Q: How long does Aetna (CVS Health) prior authorization take in Florida? A: Standard PA decisions take 30-45 business days. Expedited reviews for urgent cases are completed within 72 hours. Timeline may vary by plan type.

Q: What if Rapivab is not on my formulary? A: You can request a formulary exception by demonstrating medical necessity and providing clinical justification for why covered alternatives are not appropriate.

Q: Can I get an expedited appeal if my PA is denied? A: Yes, if your condition is urgent and delaying treatment could seriously jeopardize your health. Clearly document the urgency in your appeal request.

Q: Does step therapy apply if I failed oral antivirals outside of Florida? A: Yes, prior treatment failures from any location should be documented and included in your PA request, along with medical records supporting the failure or intolerance.

Q: What happens if I miss the 48-hour treatment window during the PA process? A: Treatment effectiveness decreases after 48 hours. If urgent, request expedited review and consider peer-to-peer discussion with the medical director.
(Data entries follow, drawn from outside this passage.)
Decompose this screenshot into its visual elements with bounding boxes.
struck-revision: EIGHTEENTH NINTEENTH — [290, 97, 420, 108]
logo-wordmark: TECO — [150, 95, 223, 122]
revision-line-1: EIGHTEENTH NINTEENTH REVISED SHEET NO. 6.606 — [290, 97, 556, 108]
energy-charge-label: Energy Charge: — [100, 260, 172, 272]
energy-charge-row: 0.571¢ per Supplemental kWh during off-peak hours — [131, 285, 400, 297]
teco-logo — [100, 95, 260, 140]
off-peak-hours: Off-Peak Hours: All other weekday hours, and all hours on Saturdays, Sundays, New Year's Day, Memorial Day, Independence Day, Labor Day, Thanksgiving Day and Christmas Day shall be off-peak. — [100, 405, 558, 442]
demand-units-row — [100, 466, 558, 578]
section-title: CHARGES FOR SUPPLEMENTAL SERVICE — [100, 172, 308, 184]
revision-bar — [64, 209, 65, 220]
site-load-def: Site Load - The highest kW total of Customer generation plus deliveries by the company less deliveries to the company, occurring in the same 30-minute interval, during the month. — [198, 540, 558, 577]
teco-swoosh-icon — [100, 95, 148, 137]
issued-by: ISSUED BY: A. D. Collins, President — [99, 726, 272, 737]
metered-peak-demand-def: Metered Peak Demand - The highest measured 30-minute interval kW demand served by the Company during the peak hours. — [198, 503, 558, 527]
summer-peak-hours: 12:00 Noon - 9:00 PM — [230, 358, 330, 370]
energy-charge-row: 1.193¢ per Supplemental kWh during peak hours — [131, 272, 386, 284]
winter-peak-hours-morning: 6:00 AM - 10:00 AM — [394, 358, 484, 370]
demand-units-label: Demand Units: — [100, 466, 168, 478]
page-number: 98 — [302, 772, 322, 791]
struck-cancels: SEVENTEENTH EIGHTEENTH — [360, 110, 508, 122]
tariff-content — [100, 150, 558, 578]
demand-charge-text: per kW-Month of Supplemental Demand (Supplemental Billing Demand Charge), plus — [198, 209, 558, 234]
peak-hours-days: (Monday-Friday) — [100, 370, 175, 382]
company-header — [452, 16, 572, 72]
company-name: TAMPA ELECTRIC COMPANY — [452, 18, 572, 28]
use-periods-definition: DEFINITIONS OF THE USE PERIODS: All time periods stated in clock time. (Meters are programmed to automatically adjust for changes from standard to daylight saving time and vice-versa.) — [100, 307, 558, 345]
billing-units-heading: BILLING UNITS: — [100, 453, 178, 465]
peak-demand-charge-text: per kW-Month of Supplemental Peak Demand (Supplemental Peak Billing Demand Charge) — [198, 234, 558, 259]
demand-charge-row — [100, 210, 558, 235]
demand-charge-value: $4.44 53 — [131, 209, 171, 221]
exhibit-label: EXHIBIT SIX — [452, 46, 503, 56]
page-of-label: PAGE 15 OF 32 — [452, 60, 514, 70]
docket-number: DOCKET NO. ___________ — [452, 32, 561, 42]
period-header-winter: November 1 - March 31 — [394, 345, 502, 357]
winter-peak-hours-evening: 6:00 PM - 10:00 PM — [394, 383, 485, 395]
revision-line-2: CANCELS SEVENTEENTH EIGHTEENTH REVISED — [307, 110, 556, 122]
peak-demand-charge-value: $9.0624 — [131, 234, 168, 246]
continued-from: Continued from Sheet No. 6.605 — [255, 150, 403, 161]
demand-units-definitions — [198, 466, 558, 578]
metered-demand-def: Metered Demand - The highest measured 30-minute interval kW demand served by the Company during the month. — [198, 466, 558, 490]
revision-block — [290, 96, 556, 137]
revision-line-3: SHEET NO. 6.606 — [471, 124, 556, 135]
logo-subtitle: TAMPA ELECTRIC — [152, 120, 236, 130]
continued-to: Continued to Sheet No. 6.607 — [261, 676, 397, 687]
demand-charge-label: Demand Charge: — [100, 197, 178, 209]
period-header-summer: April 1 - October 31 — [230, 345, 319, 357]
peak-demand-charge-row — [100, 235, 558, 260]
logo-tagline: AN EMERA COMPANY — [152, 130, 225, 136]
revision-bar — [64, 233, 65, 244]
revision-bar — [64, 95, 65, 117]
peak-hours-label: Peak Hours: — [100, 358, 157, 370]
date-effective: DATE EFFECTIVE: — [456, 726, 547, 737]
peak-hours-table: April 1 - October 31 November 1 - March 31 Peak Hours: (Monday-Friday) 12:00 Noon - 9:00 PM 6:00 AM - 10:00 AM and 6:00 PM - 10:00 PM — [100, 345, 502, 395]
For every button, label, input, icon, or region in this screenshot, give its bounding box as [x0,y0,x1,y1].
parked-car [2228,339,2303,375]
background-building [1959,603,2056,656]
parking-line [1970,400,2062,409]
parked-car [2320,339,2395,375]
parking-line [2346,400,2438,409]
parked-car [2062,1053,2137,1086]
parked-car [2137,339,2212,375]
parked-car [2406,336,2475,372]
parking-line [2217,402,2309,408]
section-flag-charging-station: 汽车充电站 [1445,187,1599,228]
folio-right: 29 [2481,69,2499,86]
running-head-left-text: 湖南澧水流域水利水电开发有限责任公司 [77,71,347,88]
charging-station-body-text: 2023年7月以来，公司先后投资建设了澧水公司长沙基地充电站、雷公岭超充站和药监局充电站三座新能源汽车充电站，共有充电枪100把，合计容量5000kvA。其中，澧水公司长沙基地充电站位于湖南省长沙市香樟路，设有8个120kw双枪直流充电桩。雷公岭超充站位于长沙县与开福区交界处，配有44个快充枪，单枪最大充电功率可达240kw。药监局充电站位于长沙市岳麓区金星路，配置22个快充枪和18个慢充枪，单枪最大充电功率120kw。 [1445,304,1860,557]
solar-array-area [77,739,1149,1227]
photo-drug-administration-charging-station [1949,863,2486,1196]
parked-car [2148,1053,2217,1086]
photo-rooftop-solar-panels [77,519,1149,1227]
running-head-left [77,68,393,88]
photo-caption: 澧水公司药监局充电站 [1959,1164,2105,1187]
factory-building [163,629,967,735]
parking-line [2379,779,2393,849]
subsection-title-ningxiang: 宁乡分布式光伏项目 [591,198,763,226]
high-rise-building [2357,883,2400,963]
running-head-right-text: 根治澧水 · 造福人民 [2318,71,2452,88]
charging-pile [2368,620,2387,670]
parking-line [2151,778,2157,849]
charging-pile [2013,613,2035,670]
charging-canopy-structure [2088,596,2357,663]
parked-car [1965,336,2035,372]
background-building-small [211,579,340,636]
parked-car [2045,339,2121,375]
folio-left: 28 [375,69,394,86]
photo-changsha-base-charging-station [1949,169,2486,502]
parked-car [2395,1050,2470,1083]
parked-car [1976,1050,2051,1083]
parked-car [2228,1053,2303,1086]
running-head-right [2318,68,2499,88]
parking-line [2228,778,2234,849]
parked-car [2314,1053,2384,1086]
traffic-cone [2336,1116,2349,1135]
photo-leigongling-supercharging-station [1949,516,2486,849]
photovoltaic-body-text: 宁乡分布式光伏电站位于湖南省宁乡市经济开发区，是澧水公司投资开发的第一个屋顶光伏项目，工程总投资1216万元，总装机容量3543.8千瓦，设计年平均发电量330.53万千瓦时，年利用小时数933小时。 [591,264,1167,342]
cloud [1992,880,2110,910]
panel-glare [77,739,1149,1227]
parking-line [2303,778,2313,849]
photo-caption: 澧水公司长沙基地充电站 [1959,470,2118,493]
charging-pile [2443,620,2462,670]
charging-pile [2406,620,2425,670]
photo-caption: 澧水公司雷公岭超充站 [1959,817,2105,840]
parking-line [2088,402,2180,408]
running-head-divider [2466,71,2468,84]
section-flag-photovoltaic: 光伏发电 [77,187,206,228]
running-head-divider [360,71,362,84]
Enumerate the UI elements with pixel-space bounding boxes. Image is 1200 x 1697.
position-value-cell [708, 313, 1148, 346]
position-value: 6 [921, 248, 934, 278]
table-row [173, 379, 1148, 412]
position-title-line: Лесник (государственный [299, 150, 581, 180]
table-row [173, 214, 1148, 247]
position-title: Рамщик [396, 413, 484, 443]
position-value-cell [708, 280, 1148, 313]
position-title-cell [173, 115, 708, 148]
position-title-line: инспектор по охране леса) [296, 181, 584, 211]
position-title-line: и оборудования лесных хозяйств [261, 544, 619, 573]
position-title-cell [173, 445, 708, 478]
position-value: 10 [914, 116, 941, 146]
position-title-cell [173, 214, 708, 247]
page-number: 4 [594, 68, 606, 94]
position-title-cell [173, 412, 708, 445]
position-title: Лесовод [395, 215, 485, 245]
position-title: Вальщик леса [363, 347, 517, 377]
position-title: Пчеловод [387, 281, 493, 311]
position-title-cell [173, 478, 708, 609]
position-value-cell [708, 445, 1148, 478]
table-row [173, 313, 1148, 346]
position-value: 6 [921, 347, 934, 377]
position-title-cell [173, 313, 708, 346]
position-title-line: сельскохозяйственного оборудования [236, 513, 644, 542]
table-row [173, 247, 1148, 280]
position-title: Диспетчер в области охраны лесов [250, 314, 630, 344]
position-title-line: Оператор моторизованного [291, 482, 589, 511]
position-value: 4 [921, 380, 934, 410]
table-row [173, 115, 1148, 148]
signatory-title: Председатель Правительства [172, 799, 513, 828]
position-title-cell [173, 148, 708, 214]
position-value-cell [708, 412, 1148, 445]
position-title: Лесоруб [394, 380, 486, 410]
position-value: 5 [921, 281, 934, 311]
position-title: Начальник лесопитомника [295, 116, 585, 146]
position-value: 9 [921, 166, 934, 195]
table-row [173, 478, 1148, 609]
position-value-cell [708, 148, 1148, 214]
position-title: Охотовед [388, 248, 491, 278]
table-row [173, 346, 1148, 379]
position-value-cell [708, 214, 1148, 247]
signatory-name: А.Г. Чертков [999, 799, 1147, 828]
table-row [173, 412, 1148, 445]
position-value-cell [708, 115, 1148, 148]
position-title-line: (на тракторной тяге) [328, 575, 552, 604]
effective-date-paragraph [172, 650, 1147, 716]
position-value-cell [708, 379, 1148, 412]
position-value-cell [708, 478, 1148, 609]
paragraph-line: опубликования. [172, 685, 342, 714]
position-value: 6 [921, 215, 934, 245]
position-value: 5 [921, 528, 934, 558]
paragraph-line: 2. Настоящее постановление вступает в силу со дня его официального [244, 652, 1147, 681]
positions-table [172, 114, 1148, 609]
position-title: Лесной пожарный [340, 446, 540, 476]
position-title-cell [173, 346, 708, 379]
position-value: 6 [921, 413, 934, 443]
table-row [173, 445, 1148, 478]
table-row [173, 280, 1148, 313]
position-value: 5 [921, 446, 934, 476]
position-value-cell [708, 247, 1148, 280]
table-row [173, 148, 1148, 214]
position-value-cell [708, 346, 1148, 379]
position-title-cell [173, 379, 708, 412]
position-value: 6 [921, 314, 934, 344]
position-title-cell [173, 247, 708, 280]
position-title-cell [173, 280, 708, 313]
Q: Are there financial assistance programs for Rapivab? A: Contact BioCryst Pharmaceuticals, the manufacturer, for patient assistance program information. Some foundations also provide grants for antiviral medications.


Sources & Further Reading


Disclaimer: This information is for educational purposes only and does not constitute medical or legal advice. Insurance coverage decisions are made by your insurer based on your specific plan and clinical circumstances. Always consult with your healthcare provider and insurance company for guidance specific to your situation. Coverage policies and procedures may change; verify current requirements with official sources.